Tian312 / PICO_Parser

A clinical BERT-based NLP tool for parsing clinical trial abstracts following the PICO framework

Geek Repo:Geek Repo

Github PK Tool:Github PK Tool

No result for BERT Parser

miladnouriezade opened this issue · comments

Hi, I've used BERT Parser as you said and tried to get a prediction on test data you provided but I got nothing except, exceptionlist.txt in the output directory.
I replaced downloadedbluebert_pretrained_ori.tar.gz with the same folder in the directory and put the NCBI_BERT's files in the bert_init_models folder and just modified bluebert_dir = "bluebert_pretrained_ori" am I right?
I would be grateful if you could help me.

Hi @miladnouriezade, thanks for your interests in this project. This could be caused by the potential mismatch between the BERT BPE tokenizer and parser's tokenizer in some special cases of the text. Some abstracts work and others containing certain structure of text don't. I'm trying to fix it, meanwhile you can try different abstract text of your own.

Hi @miladnouriezade the bugs have been solved in the latest version. You can try to run example input in BERT-based parser following the instruction.

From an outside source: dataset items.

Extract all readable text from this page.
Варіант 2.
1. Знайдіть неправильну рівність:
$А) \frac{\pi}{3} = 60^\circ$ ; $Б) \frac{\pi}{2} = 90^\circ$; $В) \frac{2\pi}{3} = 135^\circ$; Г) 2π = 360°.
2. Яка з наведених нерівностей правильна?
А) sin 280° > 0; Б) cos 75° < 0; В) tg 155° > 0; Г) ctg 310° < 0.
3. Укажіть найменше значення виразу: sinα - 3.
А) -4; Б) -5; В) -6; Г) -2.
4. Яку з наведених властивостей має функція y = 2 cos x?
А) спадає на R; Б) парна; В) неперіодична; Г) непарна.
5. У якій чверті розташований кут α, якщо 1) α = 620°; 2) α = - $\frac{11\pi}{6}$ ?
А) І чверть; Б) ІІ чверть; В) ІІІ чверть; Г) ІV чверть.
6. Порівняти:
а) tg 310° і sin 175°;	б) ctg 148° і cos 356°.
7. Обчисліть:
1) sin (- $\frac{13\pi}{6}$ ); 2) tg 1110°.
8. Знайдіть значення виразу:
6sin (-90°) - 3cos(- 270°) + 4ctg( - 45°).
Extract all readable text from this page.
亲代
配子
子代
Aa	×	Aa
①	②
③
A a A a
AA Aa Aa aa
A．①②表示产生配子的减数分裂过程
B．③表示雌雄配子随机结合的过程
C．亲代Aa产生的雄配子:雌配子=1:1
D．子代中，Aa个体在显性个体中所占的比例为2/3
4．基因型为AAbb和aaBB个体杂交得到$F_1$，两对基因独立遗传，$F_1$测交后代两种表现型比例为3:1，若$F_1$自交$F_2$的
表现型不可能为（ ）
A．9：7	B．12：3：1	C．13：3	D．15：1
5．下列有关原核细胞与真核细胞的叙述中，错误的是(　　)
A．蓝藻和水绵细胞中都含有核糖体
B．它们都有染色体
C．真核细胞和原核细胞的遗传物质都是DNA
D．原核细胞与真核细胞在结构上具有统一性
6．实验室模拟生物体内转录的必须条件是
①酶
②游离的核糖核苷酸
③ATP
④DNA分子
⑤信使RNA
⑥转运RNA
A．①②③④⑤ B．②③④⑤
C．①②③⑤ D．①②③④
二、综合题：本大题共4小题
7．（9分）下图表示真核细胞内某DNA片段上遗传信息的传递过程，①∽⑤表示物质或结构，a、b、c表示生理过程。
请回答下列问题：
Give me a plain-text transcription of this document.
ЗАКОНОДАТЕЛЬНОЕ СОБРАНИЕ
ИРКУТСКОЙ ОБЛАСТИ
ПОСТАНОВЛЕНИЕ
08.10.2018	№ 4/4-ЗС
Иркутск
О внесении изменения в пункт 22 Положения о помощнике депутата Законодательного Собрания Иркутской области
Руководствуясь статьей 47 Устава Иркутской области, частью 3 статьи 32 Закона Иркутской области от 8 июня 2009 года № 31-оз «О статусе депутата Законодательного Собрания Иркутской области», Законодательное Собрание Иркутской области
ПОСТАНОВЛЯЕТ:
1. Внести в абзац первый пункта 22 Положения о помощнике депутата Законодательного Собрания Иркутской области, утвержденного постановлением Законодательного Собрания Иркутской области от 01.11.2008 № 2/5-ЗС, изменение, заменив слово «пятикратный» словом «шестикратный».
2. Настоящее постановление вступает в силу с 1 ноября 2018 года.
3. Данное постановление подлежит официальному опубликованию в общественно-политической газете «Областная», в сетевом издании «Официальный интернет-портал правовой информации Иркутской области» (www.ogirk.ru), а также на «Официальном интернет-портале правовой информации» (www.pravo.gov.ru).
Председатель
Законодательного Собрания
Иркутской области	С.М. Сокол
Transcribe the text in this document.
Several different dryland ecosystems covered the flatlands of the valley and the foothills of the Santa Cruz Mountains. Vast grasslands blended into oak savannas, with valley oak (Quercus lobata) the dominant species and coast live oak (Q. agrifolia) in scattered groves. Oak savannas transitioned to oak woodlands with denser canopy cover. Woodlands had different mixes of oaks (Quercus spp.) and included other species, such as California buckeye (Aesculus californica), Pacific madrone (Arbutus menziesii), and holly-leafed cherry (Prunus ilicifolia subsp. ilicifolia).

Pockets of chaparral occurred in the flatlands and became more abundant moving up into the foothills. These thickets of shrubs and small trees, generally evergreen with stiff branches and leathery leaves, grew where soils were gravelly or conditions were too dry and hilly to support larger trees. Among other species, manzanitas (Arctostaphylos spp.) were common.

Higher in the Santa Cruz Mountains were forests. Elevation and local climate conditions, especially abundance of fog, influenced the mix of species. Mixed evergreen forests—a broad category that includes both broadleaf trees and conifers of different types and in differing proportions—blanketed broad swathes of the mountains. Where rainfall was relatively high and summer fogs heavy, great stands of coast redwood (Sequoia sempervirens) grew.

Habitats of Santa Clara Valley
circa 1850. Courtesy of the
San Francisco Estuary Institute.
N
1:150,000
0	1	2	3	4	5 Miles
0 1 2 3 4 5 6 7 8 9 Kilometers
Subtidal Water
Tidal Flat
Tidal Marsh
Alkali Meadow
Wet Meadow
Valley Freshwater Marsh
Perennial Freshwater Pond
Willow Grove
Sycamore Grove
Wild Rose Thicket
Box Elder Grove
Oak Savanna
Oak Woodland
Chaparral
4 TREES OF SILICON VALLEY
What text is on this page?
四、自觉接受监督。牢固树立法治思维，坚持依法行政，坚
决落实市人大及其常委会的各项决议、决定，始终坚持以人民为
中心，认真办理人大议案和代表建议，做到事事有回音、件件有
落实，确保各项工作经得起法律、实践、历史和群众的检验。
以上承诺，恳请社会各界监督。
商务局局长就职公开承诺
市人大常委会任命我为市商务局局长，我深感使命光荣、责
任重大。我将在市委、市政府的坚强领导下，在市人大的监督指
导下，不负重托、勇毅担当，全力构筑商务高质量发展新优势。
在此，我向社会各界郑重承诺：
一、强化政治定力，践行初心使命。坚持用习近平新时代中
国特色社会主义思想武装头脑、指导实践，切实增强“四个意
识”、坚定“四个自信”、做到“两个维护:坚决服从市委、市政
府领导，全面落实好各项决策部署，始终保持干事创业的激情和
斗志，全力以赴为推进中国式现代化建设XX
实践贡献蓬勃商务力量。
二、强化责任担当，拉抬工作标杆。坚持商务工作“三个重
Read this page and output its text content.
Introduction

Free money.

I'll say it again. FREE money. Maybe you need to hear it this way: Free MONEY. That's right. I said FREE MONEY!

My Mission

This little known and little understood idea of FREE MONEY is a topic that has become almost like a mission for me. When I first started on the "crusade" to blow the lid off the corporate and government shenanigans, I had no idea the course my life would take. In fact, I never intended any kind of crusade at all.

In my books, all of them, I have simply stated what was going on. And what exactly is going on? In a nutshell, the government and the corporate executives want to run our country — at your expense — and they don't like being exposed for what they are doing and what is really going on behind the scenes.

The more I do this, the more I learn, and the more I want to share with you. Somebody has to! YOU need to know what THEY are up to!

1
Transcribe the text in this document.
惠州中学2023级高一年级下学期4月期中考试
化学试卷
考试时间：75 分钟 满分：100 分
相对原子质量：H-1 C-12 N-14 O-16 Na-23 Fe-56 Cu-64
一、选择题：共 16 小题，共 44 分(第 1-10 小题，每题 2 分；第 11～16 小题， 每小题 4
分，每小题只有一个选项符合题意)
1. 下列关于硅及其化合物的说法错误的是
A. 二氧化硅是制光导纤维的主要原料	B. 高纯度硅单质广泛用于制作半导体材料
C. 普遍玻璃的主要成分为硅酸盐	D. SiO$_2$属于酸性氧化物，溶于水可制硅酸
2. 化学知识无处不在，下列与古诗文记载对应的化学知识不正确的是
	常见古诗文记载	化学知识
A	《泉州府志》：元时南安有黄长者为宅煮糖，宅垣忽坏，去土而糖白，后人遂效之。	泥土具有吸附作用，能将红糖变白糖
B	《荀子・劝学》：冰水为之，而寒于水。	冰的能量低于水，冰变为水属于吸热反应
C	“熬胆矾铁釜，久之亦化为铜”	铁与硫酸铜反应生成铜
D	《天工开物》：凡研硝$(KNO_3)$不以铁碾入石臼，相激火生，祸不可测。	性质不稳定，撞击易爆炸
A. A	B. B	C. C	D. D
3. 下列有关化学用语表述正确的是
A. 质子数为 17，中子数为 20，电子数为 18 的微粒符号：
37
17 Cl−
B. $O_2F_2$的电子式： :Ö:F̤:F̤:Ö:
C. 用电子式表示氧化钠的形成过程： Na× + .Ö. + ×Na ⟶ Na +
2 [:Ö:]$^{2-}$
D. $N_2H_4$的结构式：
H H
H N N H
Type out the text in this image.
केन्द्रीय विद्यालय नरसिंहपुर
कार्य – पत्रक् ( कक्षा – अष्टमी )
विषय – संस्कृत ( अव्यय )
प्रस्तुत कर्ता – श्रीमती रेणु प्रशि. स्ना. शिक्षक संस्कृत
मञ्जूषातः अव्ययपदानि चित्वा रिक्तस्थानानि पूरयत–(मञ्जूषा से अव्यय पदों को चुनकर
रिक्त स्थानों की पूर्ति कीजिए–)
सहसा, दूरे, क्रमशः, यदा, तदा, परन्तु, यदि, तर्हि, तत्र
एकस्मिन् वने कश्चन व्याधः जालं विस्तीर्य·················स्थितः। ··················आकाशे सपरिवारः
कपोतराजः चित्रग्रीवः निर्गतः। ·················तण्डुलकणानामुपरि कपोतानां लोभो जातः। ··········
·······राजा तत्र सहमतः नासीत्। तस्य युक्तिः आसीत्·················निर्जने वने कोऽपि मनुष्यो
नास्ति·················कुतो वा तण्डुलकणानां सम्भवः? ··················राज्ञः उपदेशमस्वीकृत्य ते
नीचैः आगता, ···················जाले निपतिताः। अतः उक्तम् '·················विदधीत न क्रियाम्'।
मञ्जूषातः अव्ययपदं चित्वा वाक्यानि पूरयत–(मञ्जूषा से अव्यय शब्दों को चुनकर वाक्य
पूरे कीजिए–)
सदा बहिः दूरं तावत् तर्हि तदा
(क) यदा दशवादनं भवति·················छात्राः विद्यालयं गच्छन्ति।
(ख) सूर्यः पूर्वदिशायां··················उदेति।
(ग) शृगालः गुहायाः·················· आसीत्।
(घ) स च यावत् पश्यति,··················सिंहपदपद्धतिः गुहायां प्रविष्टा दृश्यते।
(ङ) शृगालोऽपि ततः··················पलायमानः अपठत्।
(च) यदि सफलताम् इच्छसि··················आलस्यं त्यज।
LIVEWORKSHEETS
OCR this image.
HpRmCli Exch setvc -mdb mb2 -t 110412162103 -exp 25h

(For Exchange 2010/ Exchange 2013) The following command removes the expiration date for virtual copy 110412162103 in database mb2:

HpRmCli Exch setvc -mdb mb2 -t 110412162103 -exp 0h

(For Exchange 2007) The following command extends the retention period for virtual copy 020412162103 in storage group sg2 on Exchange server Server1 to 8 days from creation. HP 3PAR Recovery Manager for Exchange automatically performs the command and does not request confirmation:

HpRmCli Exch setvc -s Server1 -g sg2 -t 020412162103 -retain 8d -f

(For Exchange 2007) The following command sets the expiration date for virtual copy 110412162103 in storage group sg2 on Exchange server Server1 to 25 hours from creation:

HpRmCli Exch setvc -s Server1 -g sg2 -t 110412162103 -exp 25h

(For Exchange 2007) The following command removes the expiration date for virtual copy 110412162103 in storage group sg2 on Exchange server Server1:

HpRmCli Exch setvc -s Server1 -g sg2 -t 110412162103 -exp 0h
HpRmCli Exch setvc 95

Hi @Tian312 I've tried your new update in BERT Parser today but I've got nothing except exceptionlist.txt.
Here is my output

Loading customized config and text tokenizer... 
ln: QuickUMLS: File exists
WARNING:tensorflow:Estimator's model_fn (<function model_fn_builder.<locals>.model_fn at 0x133a22730>) includes params argument, but params are not passed to Estimator.
WARNING:tensorflow:eval_on_tpu ignored because use_tpu is False.
Start parsing PICO elements.
Saved all parsing results in test/json3

@miladnouriezade could you change the line 795 try: to if 1==1: and comment out the line 792-793 except: for run_bluebert_ner_predict.py , run it again and paste the error message here?

@Tian312 Hi again, I did what you said, Here is the error:

Loading customized config and text tokenizer... 
ln: QuickUMLS: File exists
WARNING:tensorflow:Estimator's model_fn (<function model_fn_builder.<locals>.model_fn at 0x128add730>) includes params argument, but params are not passed to Estimator.
WARNING:tensorflow:eval_on_tpu ignored because use_tpu is False.
Start parsing PICO elements.
Traceback (most recent call last):
  File "run_bluebert_ner_predict.py", line 801, in <module>
    main()
  File "run_bluebert_ner_predict.py", line 765, in main
    predict_examples = processor.get_pred_examples(input_file)
  File "run_bluebert_ner_predict.py", line 266, in get_pred_examples
    self._read_data(self.txt2conll(data_dir)), "test")
  File "run_bluebert_ner_predict.py", line 185, in txt2conll
    sents = sent_tokenize(raw_text) 
  File "/Users/miladnourizade/anaconda3/envs/PICO_Parser/lib/python3.6/site-packages/nltk/tokenize/__init__.py", line 106, in sent_tokenize
    tokenizer = load("tokenizers/punkt/{0}.pickle".format(language))
  File "/Users/miladnourizade/anaconda3/envs/PICO_Parser/lib/python3.6/site-packages/nltk/data.py", line 752, in load
    opened_resource = _open(resource_url)
  File "/Users/miladnourizade/anaconda3/envs/PICO_Parser/lib/python3.6/site-packages/nltk/data.py", line 877, in _open
    return find(path_, path + [""]).open()
  File "/Users/miladnourizade/anaconda3/envs/PICO_Parser/lib/python3.6/site-packages/nltk/data.py", line 585, in find
    raise LookupError(resource_not_found)
LookupError: 
**********************************************************************
  Resource punkt not found.
  Please use the NLTK Downloader to obtain the resource:

  >>> import nltk
  >>> nltk.download('punkt')
  
  For more information see: https://www.nltk.org/data.html

  Attempted to load tokenizers/punkt/PY3/english.pickle

  Searched in:
    - '/Users/miladnourizade/nltk_data'
    - '/Users/miladnourizade/anaconda3/envs/PICO_Parser/nltk_data'
    - '/Users/miladnourizade/anaconda3/envs/PICO_Parser/share/nltk_data'
    - '/Users/miladnourizade/anaconda3/envs/PICO_Parser/lib/nltk_data'
    - '/usr/share/nltk_data'
    - '/usr/local/share/nltk_data'
    - '/usr/lib/nltk_data'
    - '/usr/local/lib/nltk_data'
    - ''
**********************************************************************


@Tian312 I've used this commands to obtain punkt model and it worked.

  >>> import nltk
  >>> nltk.download('punkt')

i am unable to get tensorflow 1.0 can you help me out please.